The report said a planned Special Air Service (SAS) exercise in Indonesia in June and
command-level visits between the two elite services had also been scrapped.
"The decision by Canberra, approved at a ministerial level, amounts to a virtual
freeze on contact between the Australian Defence Force and Indonesia's red berets,"
The Australian said.
It said the relationship between the two crack units was once the most active and
valued elements of Australia's defence relationship with Indonesia.

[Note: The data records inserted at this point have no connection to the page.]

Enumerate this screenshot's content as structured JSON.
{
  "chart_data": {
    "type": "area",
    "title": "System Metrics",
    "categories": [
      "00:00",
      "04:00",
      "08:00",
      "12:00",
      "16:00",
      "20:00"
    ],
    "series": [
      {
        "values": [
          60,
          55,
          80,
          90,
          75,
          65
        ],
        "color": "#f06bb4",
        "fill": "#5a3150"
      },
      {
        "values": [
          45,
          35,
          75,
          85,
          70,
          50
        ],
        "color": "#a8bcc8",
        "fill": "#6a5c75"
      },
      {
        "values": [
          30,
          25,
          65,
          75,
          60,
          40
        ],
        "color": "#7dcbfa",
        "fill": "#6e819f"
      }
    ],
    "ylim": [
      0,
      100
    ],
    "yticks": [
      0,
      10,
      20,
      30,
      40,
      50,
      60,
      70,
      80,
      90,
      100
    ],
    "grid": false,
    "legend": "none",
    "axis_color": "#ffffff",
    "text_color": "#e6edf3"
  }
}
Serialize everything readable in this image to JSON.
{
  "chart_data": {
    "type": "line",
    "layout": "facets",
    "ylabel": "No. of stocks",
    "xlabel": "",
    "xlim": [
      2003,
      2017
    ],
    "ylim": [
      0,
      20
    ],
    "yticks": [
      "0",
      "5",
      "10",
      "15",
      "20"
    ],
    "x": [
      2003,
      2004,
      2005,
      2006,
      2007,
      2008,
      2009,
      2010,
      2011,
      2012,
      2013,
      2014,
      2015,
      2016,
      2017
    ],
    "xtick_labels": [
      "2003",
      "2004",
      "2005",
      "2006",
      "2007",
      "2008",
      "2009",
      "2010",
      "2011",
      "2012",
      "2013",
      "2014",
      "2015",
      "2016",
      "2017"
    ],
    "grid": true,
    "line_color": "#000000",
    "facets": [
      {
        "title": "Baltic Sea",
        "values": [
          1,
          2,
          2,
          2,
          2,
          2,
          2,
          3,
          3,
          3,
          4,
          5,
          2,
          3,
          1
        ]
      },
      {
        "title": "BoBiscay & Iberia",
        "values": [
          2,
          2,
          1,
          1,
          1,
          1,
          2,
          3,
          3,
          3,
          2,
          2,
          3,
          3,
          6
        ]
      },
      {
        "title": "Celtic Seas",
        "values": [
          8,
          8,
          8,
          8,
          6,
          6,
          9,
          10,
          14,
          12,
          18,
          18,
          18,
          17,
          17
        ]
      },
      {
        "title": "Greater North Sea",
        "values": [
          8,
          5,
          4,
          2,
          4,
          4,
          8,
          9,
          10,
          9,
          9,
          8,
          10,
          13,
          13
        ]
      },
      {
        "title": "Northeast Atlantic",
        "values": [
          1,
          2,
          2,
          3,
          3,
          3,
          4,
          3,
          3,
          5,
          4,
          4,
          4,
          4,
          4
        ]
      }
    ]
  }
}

Kopassus's reputation has been sullied since the fall of former president Suharto in
May when the lid was lifted on alleged systematic human rights abuses and suppression of
political dissent.
Two former Kopassus commanders, including Suharto's son-in-law Prabowo Subianto, were
discharged from the armed forces in August over their role in the kidnap and torture of
political activists.
The Australian said the freeze on military links had concerned elements of the
Perth-based SAS who believed they should stand by their association with Kopassus.
"Kopassus is trying to clean up its act at a great rate of knots and here we are
leaving them," one officer reportedly said.
Defence expert Des Ball from Canberra's Centre for Strategic Studies said the decision
to freeze contact between the two forces was inevitable.
"It has been fraught with dangers and with difficulties and it is time, in fact,
that the relationship was severed," he told national radio.
He said the Australian government had put up several arguments over the years to
justify the relationship.
"One of them is that the sorts of training that are undertaken, which is to a
large extent counter-terrorist training with the SAS in Perth, this sort of training has
not been translated into its more negative operations in East Timor and elsewhere.
"More generally, if Australia is trying to build up close defence relations with
Indonesia it's had little choice but to cooperate closely with Kopassus."
Ball said the break with Kopassus, which he described as leading its nation's forces in
terms of professionalism and English language skills, would have implications for the
wider bilateral defence relationship.